The decision by Supreme Court Justice Richard Button was handed down last month and ruled that an order to suspend drilling by the NSW Office of Coal Seam Gas in May last year was “unlawful” as was a follow-up “confirmation” of the decision. The review came at the request of Metgasco, the company’s Chief executive Peter Henderson going on to call on the NSW police to put their support behind his company’s plans to start drilling in roughly three months time.
“When we drill now we know there are going to be protesters and we will need police in there to uphold our rights,” he said. “Otherwise NSW will be the state of anarchy.”
The Bentley Blockade is now considered one of the most significant environmental protests in the nation’s history. Thousands turned out to the protest camp, located on farmland in the northern rivers cattle farming district of Bentley, adjacent to a planned coal seam gas mine. The issue drew support from across the political divide, including famously conservative 2GB radio broadcaster, Alan Jones. “Could you just imagine if it was you? It is a glorious productive valley and these people, like you and I, don’t want it turned into an absolute wasteland, an industrial wasteland,” he told listeners.
Faced with a high-profile showdown between several hundred riot police and an estimated 10,000 protesters, the NSW government was forced into a sensational backdown. Metgasco’s license was suspended due to its failure to “engage in the appropriate community consultation” before the government went a step further and referred the issue to the Independent Commission Against Corruption to decide how a license was granted in the first place.
Related: VICE heads to North Dakota fracking territory to meet the young and wealthy directional drillers who are taking part in the controversial industry.

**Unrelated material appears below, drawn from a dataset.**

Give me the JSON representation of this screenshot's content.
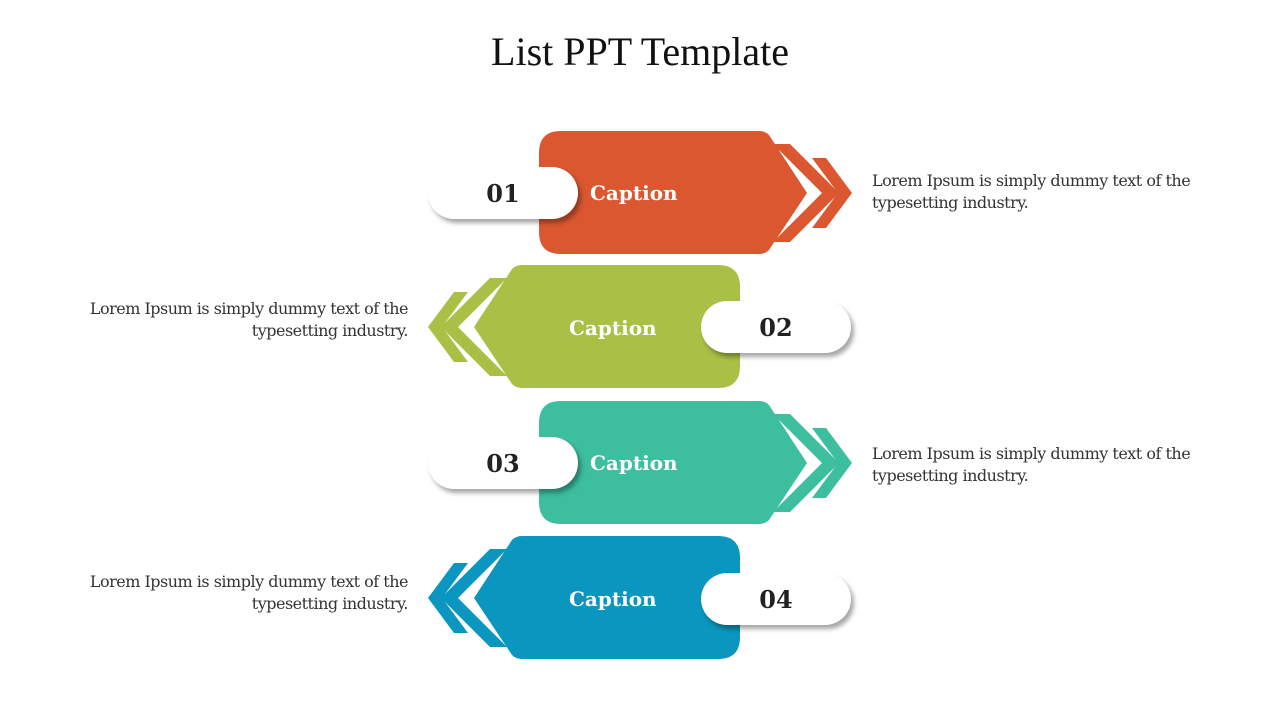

“The Bentley Blockade is being referred to as the most important blockade of our time,” says Elly. “It was an amazing demonstration of the commitment and resolution of our local people…and the community is still massively opposed to coal seam gas mining. We surveyed 34,000 households and of that 95 percent have said they do not want gas fields in the Northern Rivers.”
Part of Australia’s strategy to cut greenhouse gas emissions has been to shift from coal power towards the “cleaner” option of natural gas. For NSW, Australia’s most populous state, the increased reliance on coal seam gas has proved problematic with mines forced to operate increasingly closer to fertile farmland, waterways and residential areas. Since the industry set up here in 1996, it has favored rural backwaters such as Gloucester, Narrabri and the rugged interior of south east Queensland.
Whether by oversight, or as some in the Northern Rivers claim, a deliberate move to rip the heart out of the Australian conservationist movement, they turned their sights on Bentley last year, a town located in the heart of the NSW Northern Rivers—what is also known as the Rainbow Region. Since the Age of Aquarius Festival in nearby Nimbin back in 1973, the Northern Rivers has been the home of all things clean, green, and progressive in Australia. A short drive from Metgasco’s proposed drilling site at Bentley puts you at the site of what another landmark of the Australian conservation movement, Terania Creek, where a rabble of students, residents, and activists successfully turned loggers away from what is now the World Heritage listed Nightcap National Park in 1979.

The Reverend of Kyogle/strident anti-abortionist, Jim Nightingale: “Some of the people out here probably wouldn’t pee on me if I was burning alive. But this is not just an issue that affects the great unwashed (the activists). Clean water and clean air affects us all.”
That win for protesters kicked off a wave of defiance that would change the Australian political landscape forever. The social foment started at Terania fed directly into the successful Franklin River defense in Tasmania a few months later. The experience of which would lead a wiry young man by the name of Bob Browne to form the Greens political party. On the 40th anniversary of Nimbin’s Age of Aquarius Festival, the NSW State Parliament was moved to formally recognize the contribution of the Northern Rivers to the nation.
Rosie Lee is one such veteran of Terania Creek who turned out at the Bentley Blockade. Now in her sixties, she is part of the Knitting Nanas, a collective of elderly women committed to knitting in the face of miners and police. The group has been staging weekly “knit-ins” outside the office of local Lismore MP, Thomas George, for three years now in opposition to the coal seam gas industry. “That determination is still there and after 30 years we know what we’re doing,” said Rosie.